Obiageli Chiaghanam Written by Obiageli Chiaghanam · 2 min read >

Performance is the quality of execution of an action, operation, or process. It is the competence or effectiveness of a person or thing in acting. Performance measurement is especially the capabilities, product, or person performance measurement against a standard for assessment and analysis. Business performance measurement here is all about the overall performance measurement of an organization as to how it faired in the defined period as may be required.

Businesses set standards and expectations in line with their strategic business objectives and goals concerning time, for example, a business prepares its annual budget in terms of cost and expected profit for the period or can prepare a sales target for its sales department and other forms of a target for its general operation regarding it key performance indicators (KPI), setting the required standard or threshold with which at that level of achievement, the business is expected to be making a profit or be at a favorable position.

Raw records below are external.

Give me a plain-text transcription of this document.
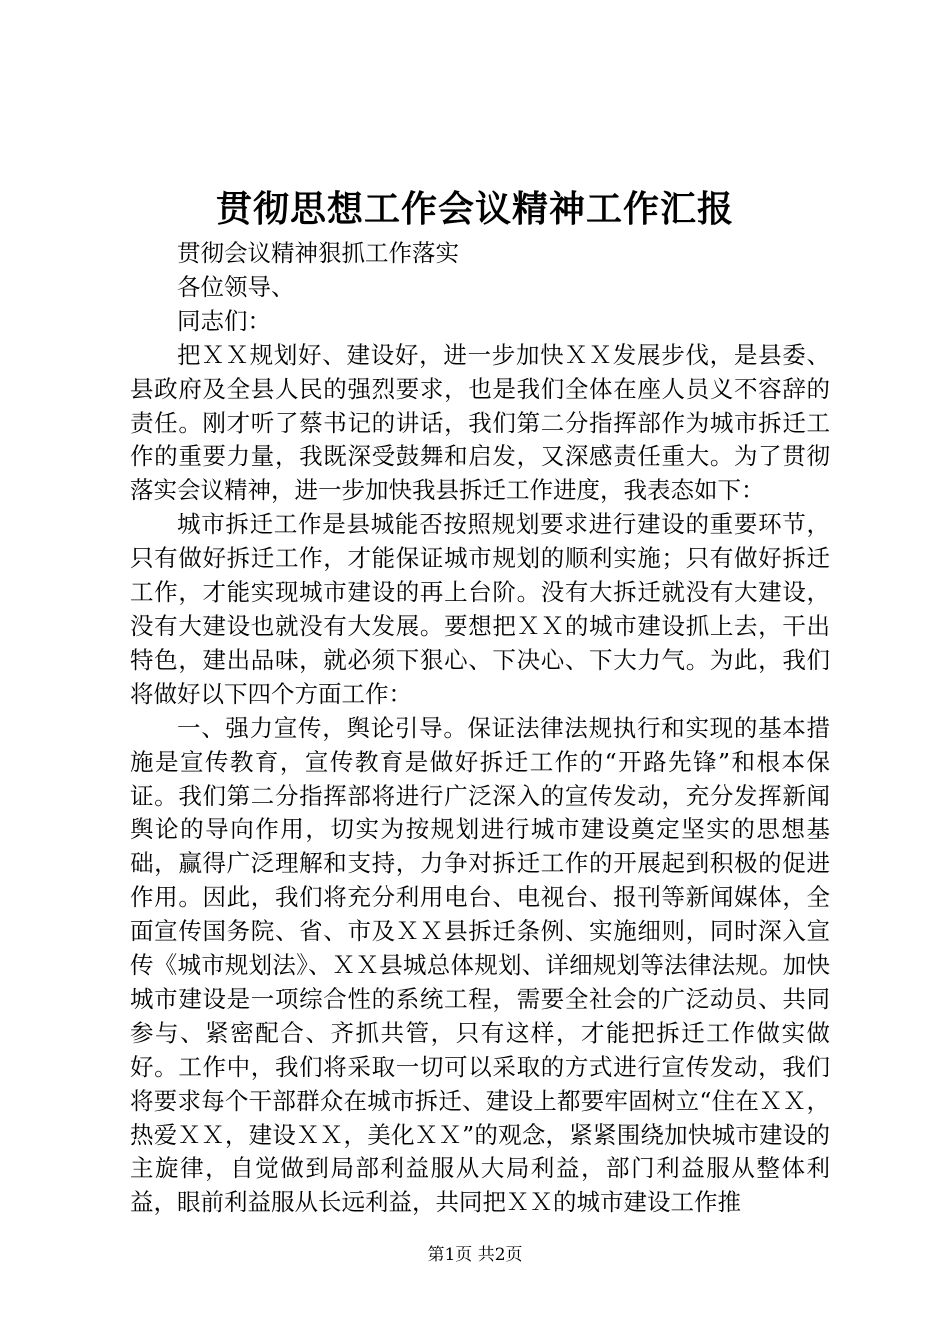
贯彻思想工作会议精神工作汇报

贯彻会议精神狠抓工作落实

各位领导、

同志们：

把ＸＸ规划好、建设好，进一步加快ＸＸ发展步伐，是县委、县政府及全县人民的强烈要求，也是我们全体在座人员义不容辞的责任。刚才听了蔡书记的讲话，我们第二分指挥部作为城市拆迁工作的重要力量，我既深受鼓舞和启发，又深感责任重大。为了贯彻落实会议精神，进一步加快我县拆迁工作进度，我表态如下：

城市拆迁工作是县城能否按照规划要求进行建设的重要环节，只有做好拆迁工作，才能保证城市规划的顺利实施；只有做好拆迁工作，才能实现城市建设的再上台阶。没有大拆迁就没有大建设，没有大建设也就没有大发展。要想把ＸＸ的城市建设抓上去，干出特色，建出品味，就必须下狠心、下决心、下大力气。为此，我们将做好以下四个方面工作：

一、强力宣传，舆论引导。保证法律法规执行和实现的基本措施是宣传教育，宣传教育是做好拆迁工作的“开路先锋”和根本保证。我们第二分指挥部将进行广泛深入的宣传发动，充分发挥新闻舆论的导向作用，切实为按规划进行城市建设奠定坚实的思想基础，赢得广泛理解和支持，力争对拆迁工作的开展起到积极的促进作用。因此，我们将充分利用电台、电视台、报刊等新闻媒体，全面宣传国务院、省、市及ＸＸ县拆迁条例、实施细则，同时深入宣传《城市规划法》、ＸＸ县城总体规划、详细规划等法律法规。加快城市建设是一项综合性的系统工程，需要全社会的广泛动员、共同参与、紧密配合、齐抓共管，只有这样，才能把拆迁工作做实做好。工作中，我们将采取一切可以采取的方式进行宣传发动，我们将要求每个干部群众在城市拆迁、建设上都要牢固树立“住在ＸＸ，热爱ＸＸ，建设ＸＸ，美化ＸＸ”的观念，紧紧围绕加快城市建设的主旋律，自觉做到局部利益服从大局利益，部门利益服从整体利益，眼前利益服从长远利益，共同把ＸＸ的城市建设工作推

第1页 共2页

Business performance measurement can be in two categories with different KPIs:

  1. Financial performance measurement
  2. Non-Financial measurement

Financial performance measurement and analysis measures in terms of financial indicators how well the business has performed in the course of a particular period in focus and most time their measurement are done using ratio analysis and these are in six broad categories:

  1. The Profitability ratio: This measure how profitable a business has been in the course of the period under review, it measures the profitability of a company in terms of its revenue in a period. It is profit as a percentage of revenue, capital, and other resources.
  2. Liquidity ratio: This measure the liquidity position of a business to meet its immediate needs. It measures a company’s ability to meet its short-term obligations in the shortest possible time excluding inventory. Here the current asset less inventory is a fraction/percentage of current liability.
  3. Efficiency Ratio: This is used to measure the efficiency of business utilization of its resource put into the business and it comes in the form of turnover of its resources.
  4. Investor Ratio: This measure the business effectiveness and efficiency of a business process in terms of yield and profitability. This is an important ratio to the capital market operator which include potential and existing investor/shareholder and other stakeholders too are interested in these ratios for business decision and investment purpose.
  5. Solvency ratio: it measures long-term liquidity in terms of its financial structure and how it can meet its long-term debt. Debt to equity ratio is used to measure the percentage of debt – total long-term debt to shareholder fund and also represent the financial structure of a company. It also shows how total long-term debt can be paid off using the shareholder fund.
  6. Coverage ratio: This is the ratio that concerns long-term interest debt. It is used to know how convenient it will be for the business to pay its debt investor, it calculated how many times a company can cover its interest expense with its revenue generated.

The Non-financial performance indicators are also vital to the performance of a business as those non-financial indicators are usually enablers to the financial indicator. Customer satisfaction, number of returning customers, referrals, and customer ratings are all forms of non-financial performance measurement indices. The use of Financial and non-financial performance measures ensures business profitability and must be properly measured and monitored regularly to put the business in the best position to meet its corporate strategic objectives.